Kahramanların sonunun hazırlandığı hikayeleri çok önemserim. Çünkü bu maceralar hakikaten okkalı hikayeler anlatır. İşte konu başlığımız Kara Şövalye'nin Düşüşü, Süpermen'in Doomsday'i, Zagor'un Kabus(Incuba)'u buna mükemmel örneklerdir.

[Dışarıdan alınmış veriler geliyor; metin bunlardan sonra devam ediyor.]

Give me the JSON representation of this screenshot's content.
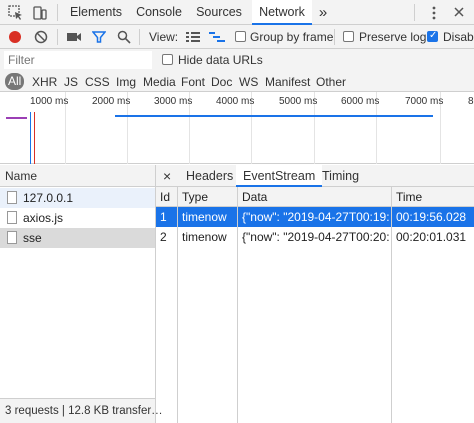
{
  "tabs": [
    {
      "label": "Elements"
    },
    {
      "label": "Console"
    },
    {
      "label": "Sources"
    },
    {
      "label": "Network"
    }
  ],
  "more_tabs_glyph": "»",
  "toolbar": {
    "view_label": "View:",
    "group_by_frame": {
      "label": "Group by frame",
      "checked": false
    },
    "preserve_log": {
      "label": "Preserve log",
      "checked": false
    },
    "disable_cache": {
      "label": "Disabl",
      "checked": true
    }
  },
  "filter": {
    "placeholder": "Filter",
    "hide_data_urls": {
      "label": "Hide data URLs",
      "checked": false
    }
  },
  "types": [
    "All",
    "XHR",
    "JS",
    "CSS",
    "Img",
    "Media",
    "Font",
    "Doc",
    "WS",
    "Manifest",
    "Other"
  ],
  "timeline": {
    "ticks": [
      "1000 ms",
      "2000 ms",
      "3000 ms",
      "4000 ms",
      "5000 ms",
      "6000 ms",
      "7000 ms",
      "8"
    ]
  },
  "requests": {
    "header": "Name",
    "items": [
      {
        "name": "127.0.0.1"
      },
      {
        "name": "axios.js"
      },
      {
        "name": "sse"
      }
    ],
    "status": "3 requests | 12.8 KB transfer…"
  },
  "details": {
    "close_glyph": "×",
    "tabs": [
      "Headers",
      "EventStream",
      "Timing"
    ],
    "columns": [
      "Id",
      "Type",
      "Data",
      "Time"
    ],
    "events": [
      {
        "id": "1",
        "type": "timenow",
        "data": "{\"now\": \"2019-04-27T00:19:…",
        "time": "00:19:56.028"
      },
      {
        "id": "2",
        "type": "timenow",
        "data": "{\"now\": \"2019-04-27T00:20:…",
        "time": "00:20:01.031"
      }
    ]
  },
  "colors": {
    "accent": "#1a73e8",
    "record": "#d93025"
  }
}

Batman'in Knightfall öyküsünü önce Büyük Mavi'den sonra 1N ve akabinde-epey bir atlanmış olarak-Arka Bahçe'de okuduğumda keyiften dört köşe olmuş vaziyetteydim ve bu sonuca hiç şaşırmamıştım. Çünkü bir tür End Of Story macerası ve senaryo ister istemez okkalı olmak zorundaydı. Bane ve ekibinin akıllıca bir sabotajla Arkham'ı boşaltmalarından başlayıp Bruce Wayne'in en bezgin ve bitmiş anına gelişini oya gibi örerken arkadan gelecekleri insan hesaplayamıyor bile. Sonuçta Bane tarafından beli kırılan Bruce ve uzun süreli inziva yılları... Bu arada devreye giren yeni Batman(Azrael). Doğrusu ya her ne kadar Robin'i bile korkutup bir adım geri çekilmesine neden olsa da bu yeni Batman'i ben çok sevdim. Suçluları minimum zararla yakalayıp polise teslim eden bir modern Mandrake yerine anında ve yerinde sert infazlar gerçekleştiren bu arkadaş gerçek anlamda bir süper kahraman. Kötünün dilinden anlayan, aynı dili konuşan, çelik gibi biri. Eh Bilinen Batman rotasına uyum sağlaması açısından delirmesi, kontrolden çıkması, iyileşen Bruce'un sert selefini hidayete erdirmesi kaçınılmazdı tabii. Ama tadı damağımda kaldı doğrusu.
********************
...yazıyorum yazıyorum ama bir türlü filme geçemiyorum. Geçemiyorum çünkü çizgi romanı ve film o kadar farklı geldiki. Dark Knight Returns, Knigthfall vs esinlenilen hikayelerin hepsinden farklı bir havası var filmin. İkinci filmdeki Joker patlaması gibi bir çıkış bekledim durdum ama olmadı. Batman'in kötü adamlarla motorsikletiyle ilk karşılaştığında, "hah şimdi adamımız devreye giriyor" diye düşündüm ama Nolan, araba takip sahnelerinden öteye bir aksiyon göstermedi bir türlü. Filmdeki siyasi ve etik yaklaşımı desteklemek için sanırım gösterişli aksiyon sahnelerini geride bırakıp epik kaos havası ve en fazla "kahvede taş çalma sonrası kavga" kıvamında Batman-Bane yumruklaşmasıyla idare ettik. Bruce'un Bane'i farketmesi ortaya serilen kaosun aslında planını gerçekleştirmek için önündeki en önemli engel gördüğü Batman'i altetmek için Bane tarafından yapılıyor olması filmde es geçilip Bane'i bir tür azılı teröriste indirgemişler. Bane'in yaklaşımı, niyeti, Batman havasıyla bir türlü örtüşmüyor. Filmi bir Batman filmi gibi değilde Batman'in yeraldığı bir Nolan filmi gibi düşünürseniz o zaman iş değişiyor. İnsanı uzun uzun düşündürecek bir altyapıya sahip bir öyküyle karşı karşıya olduğunuzu farkediyorsunuz. Muhteşem müziklerle eşlik edilen kolayca akıp giden 2,5 saatlik enfes bir gösteri izliyorsunuz.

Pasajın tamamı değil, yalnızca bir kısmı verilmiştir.